Vanzant has served as a pastor at Faith Temple since the church was founded in 1982. He said he moved into his house on the 5500 block of 5th Street, N.E., in 1988 as a tenant before buying the semi-detached townhouse in 2003 from his landlord.
Isaiah Poole, a longtime member of the church and friend of Vanzant’s, said Vanzant has long opened his house for church functions, including Bible study classes. Poole said Vanzant also has opened his home as a shelter for people in need.
Vanzant told the Blade his problems began in 2008 when he became disabled due to illness and was later approved for disability status. He said that although he was no longer able to keep his full-time day job with the Metro transit agency, for the next year and a half he managed to continue making his mortgage payments through a disability insurance policy he had and later through Social Security disability benefits.
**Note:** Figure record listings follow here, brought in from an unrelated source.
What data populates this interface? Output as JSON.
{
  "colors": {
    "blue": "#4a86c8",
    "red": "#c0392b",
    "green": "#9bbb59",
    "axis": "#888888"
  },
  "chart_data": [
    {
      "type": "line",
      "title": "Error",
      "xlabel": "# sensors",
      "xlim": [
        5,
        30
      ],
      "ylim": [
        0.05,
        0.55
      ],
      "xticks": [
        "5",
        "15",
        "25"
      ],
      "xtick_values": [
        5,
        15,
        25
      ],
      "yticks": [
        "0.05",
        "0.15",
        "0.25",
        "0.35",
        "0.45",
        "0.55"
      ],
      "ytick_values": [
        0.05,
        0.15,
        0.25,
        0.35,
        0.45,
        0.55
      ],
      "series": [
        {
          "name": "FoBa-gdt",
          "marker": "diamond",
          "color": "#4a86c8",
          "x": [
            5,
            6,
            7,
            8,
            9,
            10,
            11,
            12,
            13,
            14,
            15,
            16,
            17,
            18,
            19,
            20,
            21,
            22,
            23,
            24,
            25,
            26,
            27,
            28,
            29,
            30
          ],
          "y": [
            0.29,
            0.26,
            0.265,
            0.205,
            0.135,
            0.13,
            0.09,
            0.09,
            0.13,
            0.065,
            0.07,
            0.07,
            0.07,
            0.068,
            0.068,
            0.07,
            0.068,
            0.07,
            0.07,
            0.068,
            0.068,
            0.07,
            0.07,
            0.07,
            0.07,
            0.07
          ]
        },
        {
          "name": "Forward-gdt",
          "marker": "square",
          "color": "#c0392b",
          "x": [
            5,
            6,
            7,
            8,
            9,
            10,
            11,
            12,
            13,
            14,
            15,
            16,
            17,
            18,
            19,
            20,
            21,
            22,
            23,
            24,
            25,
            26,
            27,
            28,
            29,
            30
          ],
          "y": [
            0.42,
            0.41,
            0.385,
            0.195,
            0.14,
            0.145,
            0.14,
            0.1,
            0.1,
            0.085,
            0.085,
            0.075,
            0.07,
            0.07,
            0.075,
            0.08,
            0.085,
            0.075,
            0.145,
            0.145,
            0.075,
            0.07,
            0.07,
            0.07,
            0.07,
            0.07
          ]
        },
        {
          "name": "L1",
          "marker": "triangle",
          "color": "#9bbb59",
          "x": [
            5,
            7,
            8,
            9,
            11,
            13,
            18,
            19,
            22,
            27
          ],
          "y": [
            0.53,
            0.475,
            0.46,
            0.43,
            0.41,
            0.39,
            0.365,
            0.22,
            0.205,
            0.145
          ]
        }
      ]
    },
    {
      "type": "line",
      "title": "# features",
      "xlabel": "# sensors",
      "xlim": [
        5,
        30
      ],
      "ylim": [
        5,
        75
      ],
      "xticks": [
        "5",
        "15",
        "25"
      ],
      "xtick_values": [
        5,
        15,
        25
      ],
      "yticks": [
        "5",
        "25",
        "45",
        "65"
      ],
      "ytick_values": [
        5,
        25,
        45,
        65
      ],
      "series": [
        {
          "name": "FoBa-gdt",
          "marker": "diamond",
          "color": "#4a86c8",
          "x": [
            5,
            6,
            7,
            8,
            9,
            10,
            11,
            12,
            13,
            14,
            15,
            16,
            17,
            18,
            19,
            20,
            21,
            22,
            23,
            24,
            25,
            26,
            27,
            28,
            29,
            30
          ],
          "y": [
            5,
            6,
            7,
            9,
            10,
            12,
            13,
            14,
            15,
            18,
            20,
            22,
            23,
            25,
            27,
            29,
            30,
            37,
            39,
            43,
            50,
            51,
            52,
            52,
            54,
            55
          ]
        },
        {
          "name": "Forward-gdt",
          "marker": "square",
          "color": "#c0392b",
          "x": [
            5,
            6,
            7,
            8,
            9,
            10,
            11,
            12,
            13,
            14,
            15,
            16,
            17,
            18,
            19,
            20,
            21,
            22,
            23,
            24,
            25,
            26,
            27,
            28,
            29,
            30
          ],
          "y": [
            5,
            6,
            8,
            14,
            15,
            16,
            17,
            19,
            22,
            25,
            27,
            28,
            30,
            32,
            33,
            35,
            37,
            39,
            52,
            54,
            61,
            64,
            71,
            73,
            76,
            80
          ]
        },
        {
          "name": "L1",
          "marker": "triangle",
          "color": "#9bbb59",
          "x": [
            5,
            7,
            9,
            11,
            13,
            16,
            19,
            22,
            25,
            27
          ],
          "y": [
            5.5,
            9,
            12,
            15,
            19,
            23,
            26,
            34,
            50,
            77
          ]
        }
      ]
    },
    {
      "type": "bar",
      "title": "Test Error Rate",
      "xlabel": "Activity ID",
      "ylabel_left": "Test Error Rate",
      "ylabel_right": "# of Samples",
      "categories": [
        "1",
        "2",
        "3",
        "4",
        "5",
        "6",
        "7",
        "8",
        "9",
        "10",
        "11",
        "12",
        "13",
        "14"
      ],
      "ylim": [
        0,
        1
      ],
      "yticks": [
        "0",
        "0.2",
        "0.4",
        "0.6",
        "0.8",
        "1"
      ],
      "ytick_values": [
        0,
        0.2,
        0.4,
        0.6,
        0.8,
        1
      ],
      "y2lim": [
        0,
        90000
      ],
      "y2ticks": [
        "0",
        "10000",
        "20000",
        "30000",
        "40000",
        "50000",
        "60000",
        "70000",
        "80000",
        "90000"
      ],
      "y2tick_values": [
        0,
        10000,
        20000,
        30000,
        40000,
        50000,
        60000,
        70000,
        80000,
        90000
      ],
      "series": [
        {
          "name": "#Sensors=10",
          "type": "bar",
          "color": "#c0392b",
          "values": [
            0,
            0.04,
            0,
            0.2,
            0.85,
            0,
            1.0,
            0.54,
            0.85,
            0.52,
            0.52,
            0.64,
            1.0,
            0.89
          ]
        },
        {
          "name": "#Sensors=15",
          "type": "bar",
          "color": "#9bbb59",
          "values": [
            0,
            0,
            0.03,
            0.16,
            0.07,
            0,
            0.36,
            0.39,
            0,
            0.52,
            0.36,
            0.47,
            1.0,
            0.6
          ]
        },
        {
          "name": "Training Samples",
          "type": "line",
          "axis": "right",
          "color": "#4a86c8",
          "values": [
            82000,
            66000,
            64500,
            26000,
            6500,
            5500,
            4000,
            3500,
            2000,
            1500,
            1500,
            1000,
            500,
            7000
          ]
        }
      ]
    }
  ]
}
“I called the bank in early 2009 and said my income was going to change soon and I needed to talk about streamlining my mortgage,” he said. According to Vanzant, bank officials told him there were no mortgage assistance programs available for people who were current on their payments.
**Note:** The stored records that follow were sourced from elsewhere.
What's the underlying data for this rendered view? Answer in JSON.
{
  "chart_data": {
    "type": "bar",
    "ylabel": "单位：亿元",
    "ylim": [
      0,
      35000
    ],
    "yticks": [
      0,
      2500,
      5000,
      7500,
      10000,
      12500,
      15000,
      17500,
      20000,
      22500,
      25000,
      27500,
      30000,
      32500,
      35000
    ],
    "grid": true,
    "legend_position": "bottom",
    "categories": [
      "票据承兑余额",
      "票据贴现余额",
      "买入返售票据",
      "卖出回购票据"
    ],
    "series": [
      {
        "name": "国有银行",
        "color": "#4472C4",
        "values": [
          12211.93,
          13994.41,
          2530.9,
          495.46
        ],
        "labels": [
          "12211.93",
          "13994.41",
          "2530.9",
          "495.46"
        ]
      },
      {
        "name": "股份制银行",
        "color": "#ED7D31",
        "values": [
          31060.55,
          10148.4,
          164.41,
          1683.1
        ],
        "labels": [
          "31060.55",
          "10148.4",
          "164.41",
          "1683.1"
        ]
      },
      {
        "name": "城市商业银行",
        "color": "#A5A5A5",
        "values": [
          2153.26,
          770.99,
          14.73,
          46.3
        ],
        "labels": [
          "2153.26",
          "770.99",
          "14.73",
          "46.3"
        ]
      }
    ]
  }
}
He said he next contacted several mortgage counseling organizations that promoted themselves as experts in helping people at risk for foreclosure. One of the organizations advised him to withhold his mortgage payments and place the money in a savings or escrow account, with the intent of working out a mortgage modification plan with the bank at a later date.
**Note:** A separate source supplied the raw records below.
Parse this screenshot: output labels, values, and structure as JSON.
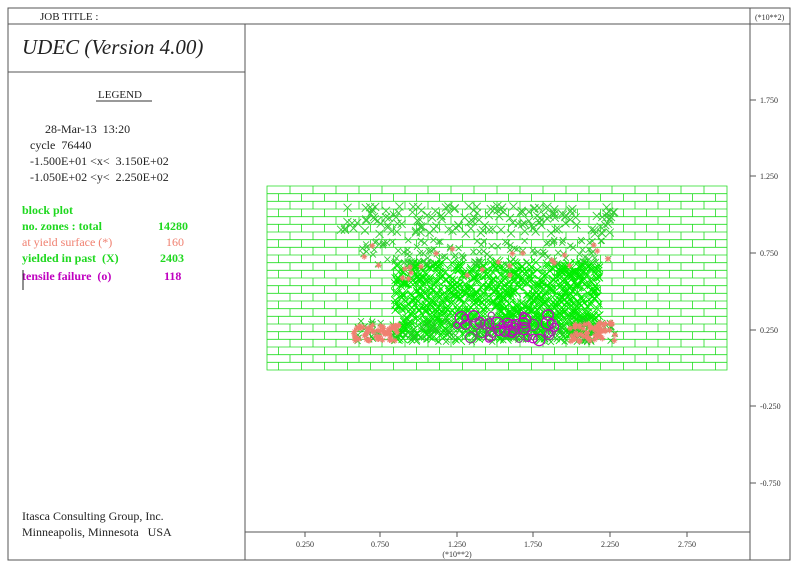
{
  "header": {
    "job_title": "JOB TITLE :",
    "title": "UDEC (Version 4.00)"
  },
  "legend": {
    "heading": "LEGEND",
    "date": "28-Mar-13  13:20",
    "cycle": "cycle  76440",
    "x_range": "-1.500E+01 <x<  3.150E+02",
    "y_range": "-1.050E+02 <y<  2.250E+02",
    "plot": "block plot",
    "items": [
      {
        "label": "no. zones : total",
        "value": "14280"
      },
      {
        "label": "at yield surface (*)",
        "value": "160"
      },
      {
        "label": "yielded in past  (X)",
        "value": "2403"
      },
      {
        "label": "tensile failure  (o)",
        "value": "118"
      }
    ]
  },
  "footer": {
    "company": "Itasca Consulting Group, Inc.",
    "location": "Minneapolis, Minnesota   USA"
  },
  "axes": {
    "x_scale": "(*10**2)",
    "y_scale": "(*10**2)",
    "x_ticks": [
      "0.250",
      "0.750",
      "1.250",
      "1.750",
      "2.250",
      "2.750"
    ],
    "y_ticks": [
      "1.750",
      "1.250",
      "0.750",
      "0.250",
      "-0.250",
      "-0.750"
    ]
  }
}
“And so that’s what I did,” he said.
But by early 2010, Bank of America began foreclosure proceedings and refused to discuss any mortgage adjustment options that had been widely publicized in the media and by the Obama administration.
“I received something from the law office that was representing the bank that they were foreclosing,” he said. “At the same time I received a notice from the Landlord-Tenant Court from the bank’s lawyer about an eviction.”
Added Vanzant, “That’s when she [the bank’s lawyer] told me, ‘They don’t want to talk to you. They won’t have anything to do with you. They don’t have anything to say to you.’”
Mike Haack, an organizer for Occupy Our Homes and one of the leaders of the protest demonstration last week, said the group plans further protests if Bank of America doesn’t demonstrate a good faith effort to work out a way for Vanzant to save his home.
“We feel the bank can take steps to allow him to keep his house,” Haack said. “The Reverend is an asset to the community.”
Vanzant, who was being treated at Howard University Hospital at the time of the Sept. 6 protest, said a representative of the bank called him at the hospital that same day, leading him to believe that the protest may have “alerted” the bank to his plight.
“I told them I couldn’t talk to them at that time because I was under medical treatment,” he told the Blade. “I said I would like to talk to them the next week.”
He said the bank’s representative called again last Friday and he arranged to speak with the representative this week.
“I’m trying to arrange for some legal representation before I talk to them,” he said. “I’ve made mistakes in the past and have had what my friends say was some bad advice” by organizations he paid to help during the past two years.
Brian Sullivan, a spokesperson for the U.S. Department of Housing and Urban Development, which administers the federal government’s mortgage assistance programs, said HUD strongly urges consumers not to pay anyone for so-called mortgage assistance services. He said HUD has a long list of HUD-approved mortgage counseling organizations and all of them offer their services for free.
He said Vanzant would likely qualify for a mortgage modification program, but a final determination on his qualifications would depend on the specific status of his mortgage, such as whether it is associated with federally linked agencies like Fannie Mae and Freddie Mac or the Federal Housing Administration (FHA).
“He has to provide all of this information to whoever he selects to help him get through this process,” Sullivan said.